J’ai préféré ce tome au précédent. Je l’ai trouvé plus lumineux, plus entraînant, propice à plus de rencontre et me faisant plus voyager. Le tome s’ouvre à New York, avec Bill the Butcher, un chef de gang important qui déteste les Irlandais et qu’on veut forcer à faire en quelque sorte la paix avec eux pour apparaître plus propre et propice à être élu à la tête de la ville. Avec Bill, nous découvrons une facette importante de ce voyage, celles de ces Américains amoureux de leur ville, de leur bout de terre, même si tout est totalement fou autour d’eux. C’est un amour irraisonné mais vraiment puissant. J’ai beaucoup aimé suivre l’aventure de ce personnage, une aventure avec de belles magouilles politiciennes mais aussi des émotions fortes ancrées en chacun et terriblement humaines,car l’humain est vraiment au centre de cette série.

La suite l’illustre également avec les belles et drôles de rencontres que font Amelia et Conor sur leur chemin pour rejoindre Baltimore pour ensuite aller en Californie dans leur quête d’une mine d’or. L’auteur s’amuse à mettre une autre figure connue sur leur passage, après celle de Bill the Butcher. C’est au tour de Manjiro/John Mung, un célèbre voyageur japonais, d’entrer en scène. On découvre avec lui un autre pan de l’Amérique, celui des baleiniers, ce métier célébré dans Moby Dick. Mais c’est aussi l’occasion de découvrir l’immensité du territoire américain et de mettre à l’épreuve la détermination de l’héroïne. Manjiro étant quelqu’un d’éminemment sympathique, on devine vite comment cela va finir. C’est d’ailleurs un des reproches à faire la série : c’est prévisible et porté sur le happy end malgré les difficultés qu’ils traversent.

L’autre rencontre qu’ils font ensuite est plus cocasse, ce n’est pas un personnage célèbre, ça change, mais plutôt un type lambda comme eux, qui devenir un compagnon de route et l’occasion de revenir sur le passé d’Amelia et Conor. Classique, ils avaient besoin d’autres personnages un peu plus récurrents autour d’eux pour ne pas avoir toujours la même dynamique répétitive. A voir comment cela sera utilisé par la suite.

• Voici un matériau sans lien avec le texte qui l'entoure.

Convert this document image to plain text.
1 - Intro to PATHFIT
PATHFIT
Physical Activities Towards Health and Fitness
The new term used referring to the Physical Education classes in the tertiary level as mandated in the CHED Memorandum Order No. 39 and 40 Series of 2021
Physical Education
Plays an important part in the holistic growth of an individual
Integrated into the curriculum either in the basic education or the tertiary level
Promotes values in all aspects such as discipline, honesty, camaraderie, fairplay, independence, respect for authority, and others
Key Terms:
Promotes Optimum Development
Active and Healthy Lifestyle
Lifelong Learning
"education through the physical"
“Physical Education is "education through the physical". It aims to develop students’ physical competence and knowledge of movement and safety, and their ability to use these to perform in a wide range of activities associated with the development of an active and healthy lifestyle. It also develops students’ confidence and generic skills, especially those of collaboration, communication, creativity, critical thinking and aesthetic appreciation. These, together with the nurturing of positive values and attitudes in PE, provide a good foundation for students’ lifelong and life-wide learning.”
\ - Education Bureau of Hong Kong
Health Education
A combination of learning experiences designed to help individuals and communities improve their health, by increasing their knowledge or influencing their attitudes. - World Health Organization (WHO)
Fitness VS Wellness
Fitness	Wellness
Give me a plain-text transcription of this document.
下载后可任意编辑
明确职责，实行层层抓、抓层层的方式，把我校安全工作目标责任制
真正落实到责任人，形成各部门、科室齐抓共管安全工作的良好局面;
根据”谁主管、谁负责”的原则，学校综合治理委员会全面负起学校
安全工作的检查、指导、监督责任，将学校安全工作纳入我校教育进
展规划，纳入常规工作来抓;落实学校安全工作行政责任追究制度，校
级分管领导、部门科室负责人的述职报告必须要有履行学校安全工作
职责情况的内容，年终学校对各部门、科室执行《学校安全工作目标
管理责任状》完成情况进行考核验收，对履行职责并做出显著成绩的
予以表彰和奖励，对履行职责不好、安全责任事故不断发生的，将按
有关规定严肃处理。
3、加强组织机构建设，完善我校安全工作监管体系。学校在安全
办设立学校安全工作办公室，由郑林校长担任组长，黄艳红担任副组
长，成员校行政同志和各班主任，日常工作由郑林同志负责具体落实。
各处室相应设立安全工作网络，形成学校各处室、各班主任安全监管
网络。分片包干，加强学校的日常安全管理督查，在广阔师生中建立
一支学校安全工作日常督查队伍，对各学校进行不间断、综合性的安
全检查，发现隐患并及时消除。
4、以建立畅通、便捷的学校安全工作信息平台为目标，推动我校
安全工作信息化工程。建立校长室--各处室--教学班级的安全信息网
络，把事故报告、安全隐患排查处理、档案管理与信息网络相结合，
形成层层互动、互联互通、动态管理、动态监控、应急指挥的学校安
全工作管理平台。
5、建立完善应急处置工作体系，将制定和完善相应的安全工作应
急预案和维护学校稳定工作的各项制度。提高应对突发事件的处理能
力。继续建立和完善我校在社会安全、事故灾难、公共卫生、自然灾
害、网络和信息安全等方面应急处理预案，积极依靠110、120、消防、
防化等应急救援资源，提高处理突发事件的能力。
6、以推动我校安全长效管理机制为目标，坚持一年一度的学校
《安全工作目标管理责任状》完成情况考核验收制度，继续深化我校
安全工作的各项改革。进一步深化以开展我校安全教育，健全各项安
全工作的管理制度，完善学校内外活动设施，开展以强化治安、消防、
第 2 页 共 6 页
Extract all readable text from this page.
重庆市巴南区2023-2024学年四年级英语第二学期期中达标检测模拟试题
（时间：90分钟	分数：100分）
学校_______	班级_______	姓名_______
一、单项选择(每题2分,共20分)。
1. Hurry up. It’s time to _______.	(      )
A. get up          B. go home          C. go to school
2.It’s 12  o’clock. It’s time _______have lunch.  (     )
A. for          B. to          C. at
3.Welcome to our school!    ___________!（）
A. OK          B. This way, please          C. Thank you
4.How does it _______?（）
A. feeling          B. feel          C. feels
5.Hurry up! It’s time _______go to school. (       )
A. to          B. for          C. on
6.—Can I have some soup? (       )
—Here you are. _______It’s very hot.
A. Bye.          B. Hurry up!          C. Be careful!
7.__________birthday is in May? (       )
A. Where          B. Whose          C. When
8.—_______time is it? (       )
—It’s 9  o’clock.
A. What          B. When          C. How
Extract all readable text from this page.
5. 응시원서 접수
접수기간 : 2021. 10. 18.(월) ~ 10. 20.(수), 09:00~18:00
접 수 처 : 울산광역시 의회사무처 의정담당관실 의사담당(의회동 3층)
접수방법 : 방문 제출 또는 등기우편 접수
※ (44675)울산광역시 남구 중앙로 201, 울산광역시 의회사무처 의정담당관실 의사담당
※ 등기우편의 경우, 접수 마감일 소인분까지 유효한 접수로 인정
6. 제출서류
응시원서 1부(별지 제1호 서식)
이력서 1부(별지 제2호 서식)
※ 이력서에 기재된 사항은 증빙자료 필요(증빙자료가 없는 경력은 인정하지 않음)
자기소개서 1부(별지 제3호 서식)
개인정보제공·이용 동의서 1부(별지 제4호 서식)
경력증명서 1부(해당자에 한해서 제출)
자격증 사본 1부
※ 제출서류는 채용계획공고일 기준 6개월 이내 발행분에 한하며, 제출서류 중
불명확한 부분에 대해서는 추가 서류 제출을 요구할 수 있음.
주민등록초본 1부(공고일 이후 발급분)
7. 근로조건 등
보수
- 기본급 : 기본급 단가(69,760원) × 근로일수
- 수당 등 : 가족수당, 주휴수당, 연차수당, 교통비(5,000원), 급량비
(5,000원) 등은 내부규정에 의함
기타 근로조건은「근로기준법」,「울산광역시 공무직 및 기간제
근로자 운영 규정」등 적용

Pour le reste, la narration est toujours un peu bancale. L’auteur ne peut pas s’empêcher de faire de l’humour. Ça doit sûrement lui plaire à lui, mais pour nous lecteurs français, du moins, ça tombe souvent à plat, ou bien c’est trop excessif, ou bien ce n’est pas le bon moment. Bref, ça casse le sérieux de l’intrigue et c’est bien dommage. Cela rend la lecture un peu fatigante et on a du mal à adhérer aux personnages puisque tout est excessif. Cela noie un propos pourtant intéressant et une aventure qui mérite d’être racontée. Cela fait perdre toute la richesse du travail de recherche de l’auteur qu’il nous livre d’ailleurs brièvement en fin de tome dans les bonus. Dommage.

Il faut donc arriver à mettre de côté cette narration poussive et maladroite, pour vraiment prendre plaisir à suivre l’aventure des deux héros, qui vraiment est belle et riche en enseignements, et offre un récit intéressant de cette période clé de l’Histoire des Etats-Unis qui n’avait pas encore été portée en image chez nous. Je croise les doigts que cela s’améliore par la suite.

Tome 3

Après deux tomes aux thématiques intéressantes mais à la narration poussive et maladroite, Eiichi Kitano semble avoir progressé et trouvé une meilleure voie pour avancer.

Amelia et Conor sont enfin bien sur les routes américaines à la poursuite de leur rêve de fortune après une traversée chaotique et une brutale découverte de la réception des Irlandais à New York. Cependant, ils n’ont pas laissé tous leurs malheurs derrière eux et encore bien des épreuves les attendent. Mais c’est avec courage et sourire qu’ils vont les surmonter.

Cet esprit toujours positif est vraiment la clé ici. Avec une certaine naïveté rafraichissante, l’auteur met en scène une Amelia toujours prête à avancer envers et contre tous mais en restant fidèle à elle-même et c’est ce qui m’a séduit ici. J’ai trouvé ses aventures bien plus intéressantes car on la voit se frotter à la réalité et faire des rencontre qui vont la faire avancer.

Dans un premier temps, il y a cette rencontre d’un couple endeuillé à Baltimore où elle révèle sa terrible honnêteté et sa grande capacité d’adaptation. Ce sont des chapitres qui se veulent poignants mais réconfortant car ils reposent sur l’idée que quand on veut on peut, malgré les souffrance, malgré la misère. On adhère ou pas à l’idée mais cela rend la lecture positive et pleine d’allant.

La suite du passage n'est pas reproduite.